Sunday 9 March 2014

On digital, repetitions, rosaries and time travel

The first day of spring always saddens me, I see the sun that is a year older, all the cycles of life seem so claustrophobic. I need to break that pattern, regain freedom, grow wings like a butterfly, time travel. I am not sure if my search is serendipitous, or if it is all a big grid of join-the-infinite-dots, where any image can appear and give you the illusion that it is exactly what you were looking for. Anyway, it seems that as soon as I see an obstacle, a solution comes up, an inspiration, a trail of thought that I can continue to tread on, making some kind of progress. Digital, like spring, has an intrinsic sadness. Mainly, I think, because it is disembodied, images on a screen, with no physicality, smell, texture, taste even. This lack of physicality has disenchanted me from photography and digital art. Because when I try to incarnate it into tangible prints, it kind of feels even more wrong. Cheap, or something, unnatural. As I was still exploring Burroughs's photography and collages, I discovered that he saw photography as time travel, a way of breaking the power of the grid, the control that they (whoever they are) have over us. Break the pattern.

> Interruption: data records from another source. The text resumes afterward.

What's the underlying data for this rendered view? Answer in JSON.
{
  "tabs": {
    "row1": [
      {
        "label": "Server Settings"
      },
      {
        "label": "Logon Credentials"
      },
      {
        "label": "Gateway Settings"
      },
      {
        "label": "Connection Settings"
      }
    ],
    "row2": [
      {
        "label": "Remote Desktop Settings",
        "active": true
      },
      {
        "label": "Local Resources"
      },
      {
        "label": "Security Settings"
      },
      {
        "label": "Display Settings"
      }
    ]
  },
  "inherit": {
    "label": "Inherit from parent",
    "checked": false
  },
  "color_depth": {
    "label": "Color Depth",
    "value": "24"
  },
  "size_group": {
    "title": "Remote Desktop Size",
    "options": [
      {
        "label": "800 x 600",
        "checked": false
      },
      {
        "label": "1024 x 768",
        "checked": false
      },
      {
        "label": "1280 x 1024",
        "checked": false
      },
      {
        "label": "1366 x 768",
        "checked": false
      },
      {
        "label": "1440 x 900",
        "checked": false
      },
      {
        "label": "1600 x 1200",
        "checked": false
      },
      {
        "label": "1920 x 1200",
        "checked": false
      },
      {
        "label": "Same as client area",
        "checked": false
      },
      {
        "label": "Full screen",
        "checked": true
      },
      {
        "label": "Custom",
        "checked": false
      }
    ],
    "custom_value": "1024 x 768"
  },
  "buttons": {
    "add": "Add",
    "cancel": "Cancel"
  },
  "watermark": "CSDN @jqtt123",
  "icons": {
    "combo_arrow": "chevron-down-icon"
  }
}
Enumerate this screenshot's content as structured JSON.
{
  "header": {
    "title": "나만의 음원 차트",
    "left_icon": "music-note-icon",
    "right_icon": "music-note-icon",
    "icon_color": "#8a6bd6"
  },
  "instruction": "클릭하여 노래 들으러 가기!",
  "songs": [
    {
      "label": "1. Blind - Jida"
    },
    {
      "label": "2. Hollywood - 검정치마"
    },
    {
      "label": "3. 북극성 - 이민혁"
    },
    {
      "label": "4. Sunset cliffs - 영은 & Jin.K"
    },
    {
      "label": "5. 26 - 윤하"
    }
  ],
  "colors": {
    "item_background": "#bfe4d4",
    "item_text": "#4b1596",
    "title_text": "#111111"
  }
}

I started printing my photos and breaking the anonymity by painting them, ripping them, sticking them down with tape, overcoming the coldness of digital. And then, like a miracle, I went to a lecture by the German artist Thomas Bayrle. I took notes. He hates digital. I took bad notes, but here they are:
"The digital grid is boring to the eye... Our souls can perceive thousands of dots... Pixel is boring and it asks for more images... Our mind is bored in a nanosecond... The rosary is important, the boredom of the repetition. The rosary... rhythm... machine. Rhythm, repetition, rhythm... Dive into another area and see what comes out... I don't want to have an overview. I am always in the detail." And there was my answer, the freedom is in the detail, in mindfully following the repetition, as if it were new, and different, and see all the nuances, all the variations between cycles. "Everything is different, nothing is the same", concluded Bayrle "And this is God."